Меня он невзлюбил сразу же, как только узнал, что я из Тебриза, так же неприязненно он относился и к другим студентам, кого не считал настоящими персами. Больше всего от его едких шуток и низких, но справедливых оценок страдал мой одногруппник Бахрам Ферузи, курд по национальности. Я же не обращал на профессора Пейкариана никакого внимания и неплохо учился по его предмету.
Я случайно узнал, что он тоже из Тебриза, но тщательно это скрывает от своих студентов. Не знаю, какой черт меня дернул за язык, но однажды во время перерыва, я задал ему пустяковый вопрос на азербайджанском языке. Его лицо перекосило от ярости, он грубо ответил мне на фарси, что не желает слушать в стенах университета никакой другой речи, кроме персидской. Резко повернулся ко мне спиной и ушел в свой кабинет, громко хлопнув дверью. Видевшая это преподаватель арабской филологии Рена Фарангяхи от удивления выпучила и без того огромные глаза. Я решил никак не реагировать на эту выходку старого профессора и как ни в чем не бывало пошел на лекцию по персидской филологии, которую вел милейший моему сердцу профессор Муса Амузегар. Доктор Амузегар, как потом выяснилось, тоже был родом из Тебриза. В отличие от Пейкариана студенты его обожали. Очень обходительный, вежливый, улыбчивый, он был похож на доброго волшебника из старых американских книжек. Ему было всего пятьдесят лет, но его волосы уже были полностью седыми, такой же белоснежной была его аккуратно подстриженная борода. Все знали, что он ежегодно совершает хадж в Мекку и зиярат в Кербелу, но из-за своей скромности он просил не ставить перед его именем ни титул хаджи, ни титул кербалаи. Поэтому все, и коллеги и студенты обращались к нему либо доктор, либо профессор.
Однажды после занятий доктор Амузегар попросил меня зайти к нему в кабинет.
– Вы меня вызывали, профессор?
– Да, Хосров, заходи. Присядь, пожалуйста. Как твои дела в учебе? Как успехи?
– Спасибо, профессор. Все отлично.
– Хосров, не буду долго тебя задерживать, я тебя вызвал по одному важному и очень срочному делу. У меня к тебе будет небольшая просьба. – Серьезным тоном начал профессор и сделал небольшую паузу.
Я немного удивился. У меня были хорошие отношения со всеми преподавателями факультета, особенно с профессором Амузегаром, но я не был с ним настолько близок, чтобы он что-то у меня просил.

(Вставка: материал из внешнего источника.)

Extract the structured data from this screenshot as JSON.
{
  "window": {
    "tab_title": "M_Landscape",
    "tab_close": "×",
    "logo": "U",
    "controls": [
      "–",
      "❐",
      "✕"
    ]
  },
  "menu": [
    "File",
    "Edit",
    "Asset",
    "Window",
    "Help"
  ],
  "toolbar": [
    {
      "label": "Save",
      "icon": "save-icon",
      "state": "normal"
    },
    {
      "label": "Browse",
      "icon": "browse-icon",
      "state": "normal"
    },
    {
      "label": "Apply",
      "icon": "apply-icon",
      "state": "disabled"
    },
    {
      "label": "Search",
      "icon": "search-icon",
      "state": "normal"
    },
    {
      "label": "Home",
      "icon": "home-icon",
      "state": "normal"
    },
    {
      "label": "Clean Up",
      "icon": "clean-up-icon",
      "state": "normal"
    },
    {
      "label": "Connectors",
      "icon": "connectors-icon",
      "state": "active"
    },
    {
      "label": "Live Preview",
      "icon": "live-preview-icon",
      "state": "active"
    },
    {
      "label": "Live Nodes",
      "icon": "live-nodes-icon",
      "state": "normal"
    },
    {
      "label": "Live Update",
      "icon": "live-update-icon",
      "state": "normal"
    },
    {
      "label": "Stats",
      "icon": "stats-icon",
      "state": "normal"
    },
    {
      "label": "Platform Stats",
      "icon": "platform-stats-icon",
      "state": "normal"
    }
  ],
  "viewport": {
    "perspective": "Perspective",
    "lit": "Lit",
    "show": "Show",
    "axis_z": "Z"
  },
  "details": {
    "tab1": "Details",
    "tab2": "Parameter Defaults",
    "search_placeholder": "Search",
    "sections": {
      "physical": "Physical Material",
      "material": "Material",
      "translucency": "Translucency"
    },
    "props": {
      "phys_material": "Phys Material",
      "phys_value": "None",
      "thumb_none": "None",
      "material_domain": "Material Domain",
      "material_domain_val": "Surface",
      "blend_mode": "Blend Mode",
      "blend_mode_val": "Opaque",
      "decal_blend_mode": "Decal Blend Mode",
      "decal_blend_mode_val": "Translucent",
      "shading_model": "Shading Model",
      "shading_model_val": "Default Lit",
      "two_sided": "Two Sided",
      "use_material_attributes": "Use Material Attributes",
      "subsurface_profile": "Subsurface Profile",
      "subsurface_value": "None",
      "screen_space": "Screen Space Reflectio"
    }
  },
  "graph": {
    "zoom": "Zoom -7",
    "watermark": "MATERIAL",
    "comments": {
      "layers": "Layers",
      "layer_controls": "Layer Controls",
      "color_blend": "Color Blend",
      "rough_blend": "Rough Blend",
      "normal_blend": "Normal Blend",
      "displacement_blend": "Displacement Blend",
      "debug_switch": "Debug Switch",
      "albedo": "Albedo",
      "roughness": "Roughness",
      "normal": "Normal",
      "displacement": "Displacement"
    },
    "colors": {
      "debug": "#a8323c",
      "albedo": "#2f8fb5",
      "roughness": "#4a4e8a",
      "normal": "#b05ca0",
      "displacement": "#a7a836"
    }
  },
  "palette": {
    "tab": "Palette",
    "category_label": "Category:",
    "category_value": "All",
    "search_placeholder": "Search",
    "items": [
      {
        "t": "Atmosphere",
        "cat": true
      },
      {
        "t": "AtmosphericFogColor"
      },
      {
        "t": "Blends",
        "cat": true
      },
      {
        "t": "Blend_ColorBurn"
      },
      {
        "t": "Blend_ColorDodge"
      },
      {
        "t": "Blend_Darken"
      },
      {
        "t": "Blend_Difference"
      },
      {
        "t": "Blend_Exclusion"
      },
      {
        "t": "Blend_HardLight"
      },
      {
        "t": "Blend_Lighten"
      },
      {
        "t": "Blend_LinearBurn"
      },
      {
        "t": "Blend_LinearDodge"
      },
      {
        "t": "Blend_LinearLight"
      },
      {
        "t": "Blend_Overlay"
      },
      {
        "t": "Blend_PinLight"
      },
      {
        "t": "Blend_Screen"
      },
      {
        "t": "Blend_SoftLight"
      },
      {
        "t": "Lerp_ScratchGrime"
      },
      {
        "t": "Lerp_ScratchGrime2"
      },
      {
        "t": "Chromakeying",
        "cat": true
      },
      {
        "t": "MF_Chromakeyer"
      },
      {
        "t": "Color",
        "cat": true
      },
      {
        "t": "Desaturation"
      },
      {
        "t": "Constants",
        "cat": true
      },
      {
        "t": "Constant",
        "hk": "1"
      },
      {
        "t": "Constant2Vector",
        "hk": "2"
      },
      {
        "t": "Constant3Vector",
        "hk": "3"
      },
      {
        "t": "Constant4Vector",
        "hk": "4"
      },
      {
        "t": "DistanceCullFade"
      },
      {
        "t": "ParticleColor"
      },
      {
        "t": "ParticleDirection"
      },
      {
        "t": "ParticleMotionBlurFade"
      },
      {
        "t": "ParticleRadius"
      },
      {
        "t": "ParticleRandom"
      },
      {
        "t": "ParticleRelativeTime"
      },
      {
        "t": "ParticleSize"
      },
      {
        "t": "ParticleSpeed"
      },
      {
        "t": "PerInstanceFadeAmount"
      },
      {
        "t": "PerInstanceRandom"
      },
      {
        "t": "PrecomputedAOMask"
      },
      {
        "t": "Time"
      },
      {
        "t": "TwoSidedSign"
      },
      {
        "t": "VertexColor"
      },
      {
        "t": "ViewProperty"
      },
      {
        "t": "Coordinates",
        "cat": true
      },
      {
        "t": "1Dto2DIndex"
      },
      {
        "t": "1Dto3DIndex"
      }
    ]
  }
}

– Хосров, не удивляйся, если я тебя попрошу об одной услуге.
– Я полностью в вашем распоряжении, профессор.
– Дело в том, что я совершенно случайно забыл одну очень нужную мне книгу дома, а у меня, к сожалению, нет времени съездить домой и забрать ее. – С извиняющейся улыбкой продолжил профессор Амузегар. – Я готовлю статью по персидской каллиграфии семнадцатого века для одного иностранного журнала, и мне срочно нужна эта книга. Я хотел попросить тебя привезти ее мне, так как мне некого послать за ней, а дома никого нет. Ты ведь самый ответственный из всех моих студентов.
Это была откровенная лесть, я был обычным студентом и далеко не отличником.
– Я дам тебе ключи и адрес. Только поторопись, пожалуйста, мне она нужна до вечера. Я ведь останусь здесь в университете допоздна.
Сказать, что я был удивлен, это ничего не сказать. Неужели я заслужил репутацию настолько честного молодого человека, чтобы мне доверяли ключи от чужой квартиры. А может быть здесь был какой-то подвох? Может это какая-то ловушка? Но, молодость и неумение отказывать взяли верх. Я согласился поехать по указанному адресу и привезти Мусе Амузегару то, что он просил.
Через полчаса я вышел из такси на улице Сардар-е Джангал и поднялся на второй этаж дома, указанного мне профессором. Если честно, я уже в дороге догадался, что это не простая просьба и внутренне приготовился к неожиданностям. Удивляться чему-либо я перестал, когда понял, что это не квартира профессора Амузегара, и что я залез в чужой дом. Книгу, которую меня просил привезти профессор я нашел в огромном книжном шкафу, как мне указал Амузегар. Она была спрятана в тайнике, замаскированном среди собрания по истории и культуре Ирана. Но, главной моей находкой был не старый учебник каллиграфии в черном переплете без указания автора и издательства, а вырезки из газет и старые документы. Это были старые паспорта, свидетельства о рождении, о заключении брака и все не на фарси, а на турецком! Большое количество вырезок из старых турецких газет, уже пожелтевших и выцветших. На одной из фотографий был наш еще молодой профессор Хасан Пейкариан! Я умел читать на латинице, но с трудом разбирал турецкие слова. Это была газета Карадениз Газетеси с интервью профессора иранистики и истории Трабзонсокго Университета. Этого профессора звали Нусрет Коркмаз, а под статьей была напечатана фотография улыбающегося молодого Пейкариана.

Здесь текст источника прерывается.